- Explores the hypothesis that probability of default is affected by general conditions in the economy over time
- Survival analysis provides a framework for their inclusion as time-varying covariates
- Macroeconomic variables, such as interest rate and unemployment rate improves model fit and affects probability of default
yielding a modest improvement in predictions of default on hold out sample - Can simulate the effects of downturns in the macroeconomy on the future PD for an applicant and can also do so for future PDs for a portfolio of applicant
- Use Cox PH model with time varying covariates
- Survival analysis has been applied in many financial contexts including explaining financial product purchases (Tang et al. 2007), behavioural scoring for consumer credit (Stepanova & Thomas 2001), predicting default on personal loans (Stepanova & Thomas 2002) and the development of generic score cards for retail cards (Andreeva 2006)

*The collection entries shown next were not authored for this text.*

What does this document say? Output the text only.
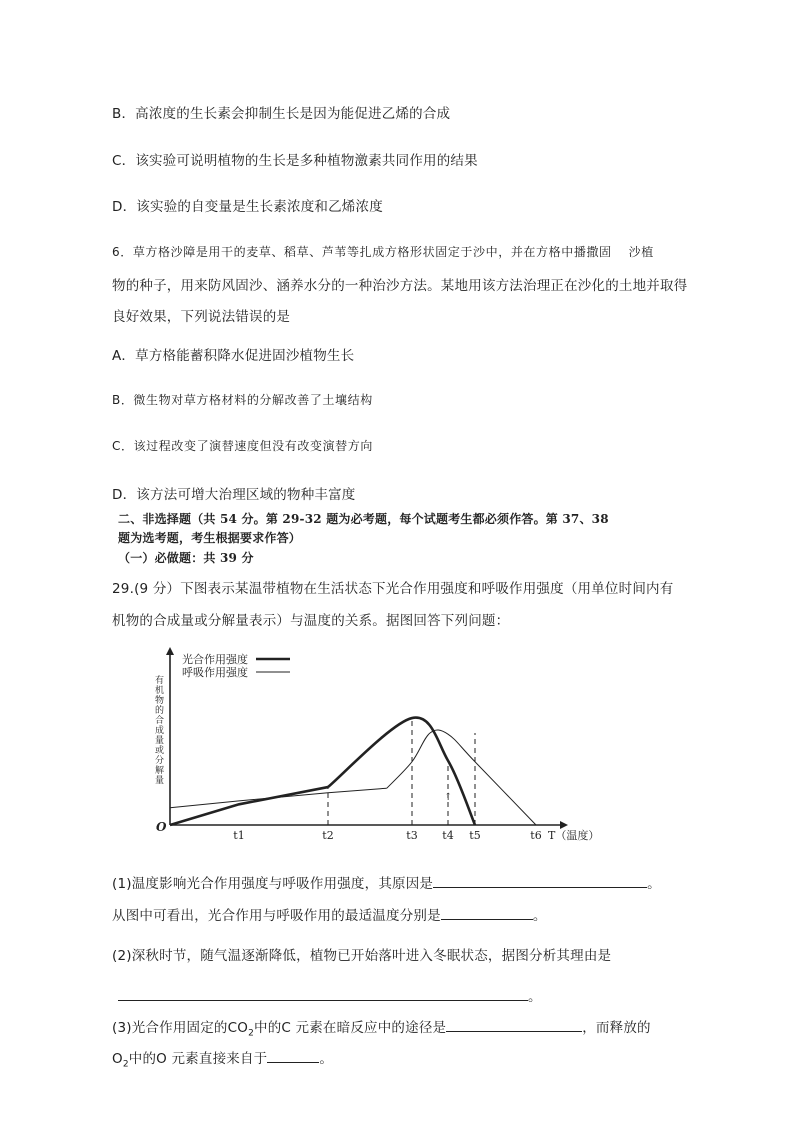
B．高浓度的生长素会抑制生长是因为能促进乙烯的合成
C．该实验可说明植物的生长是多种植物激素共同作用的结果
D．该实验的自变量是生长素浓度和乙烯浓度
6．草方格沙障是用干的麦草、稻草、芦苇等扎成方格形状固定于沙中，并在方格中播撒固　 沙植
物的种子，用来防风固沙、涵养水分的一种治沙方法。某地用该方法治理正在沙化的土地并取得
良好效果，下列说法错误的是
A．草方格能蓄积降水促进固沙植物生长
B．微生物对草方格材料的分解改善了土壤结构
C．该过程改变了演替速度但没有改变演替方向
D．该方法可增大治理区域的物种丰富度
二、非选择题（共 54 分。第 29-32 题为必考题，每个试题考生都必须作答。第 37、38
题为选考题，考生根据要求作答）
（一）必做题：共 39 分
29.(9 分）下图表示某温带植物在生活状态下光合作用强度和呼吸作用强度（用单位时间内有
机物的合成量或分解量表示）与温度的关系。据图回答下列问题：
O
t1	t2	t3 t4 t5	t6 T（温度）
有机物的合成量或分解量
光合作用强度
呼吸作用强度
↑
(1)温度影响光合作用强度与呼吸作用强度，其原因是	。
从图中可看出，光合作用与呼吸作用的最适温度分别是	。
(2)深秋时节，随气温逐渐降低，植物已开始落叶进入冬眠状态，据图分析其理由是
。
(3)光合作用固定的$CO_2$中的C 元素在暗反应中的途径是	，而释放的
$O_2$中的O 元素直接来自于	。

- Allows to model not just if a borrower will default, but when.
Cox Proportional Hazard Model
- Study time to failure of some population (time to failure)
- Can include data that have not time to fail (censored data)
- Use hazard function which gives the range of probability of failure at time t
- The model is semiparametric: depends on a vector of coefficients beta
- Coefficients beta are estimated using a partial likelihood function of the training observations. This way allows for the use of the maximum likelihood estimation without the need to know the baseline hazard (Hosmer and Lemeshow 1999, section 7.3)
- Numeric integration is used to compute the coefficients following Chen et al (2005)
Implementation
- Data on credit card account from a UK bank from 1997 to mid-2005.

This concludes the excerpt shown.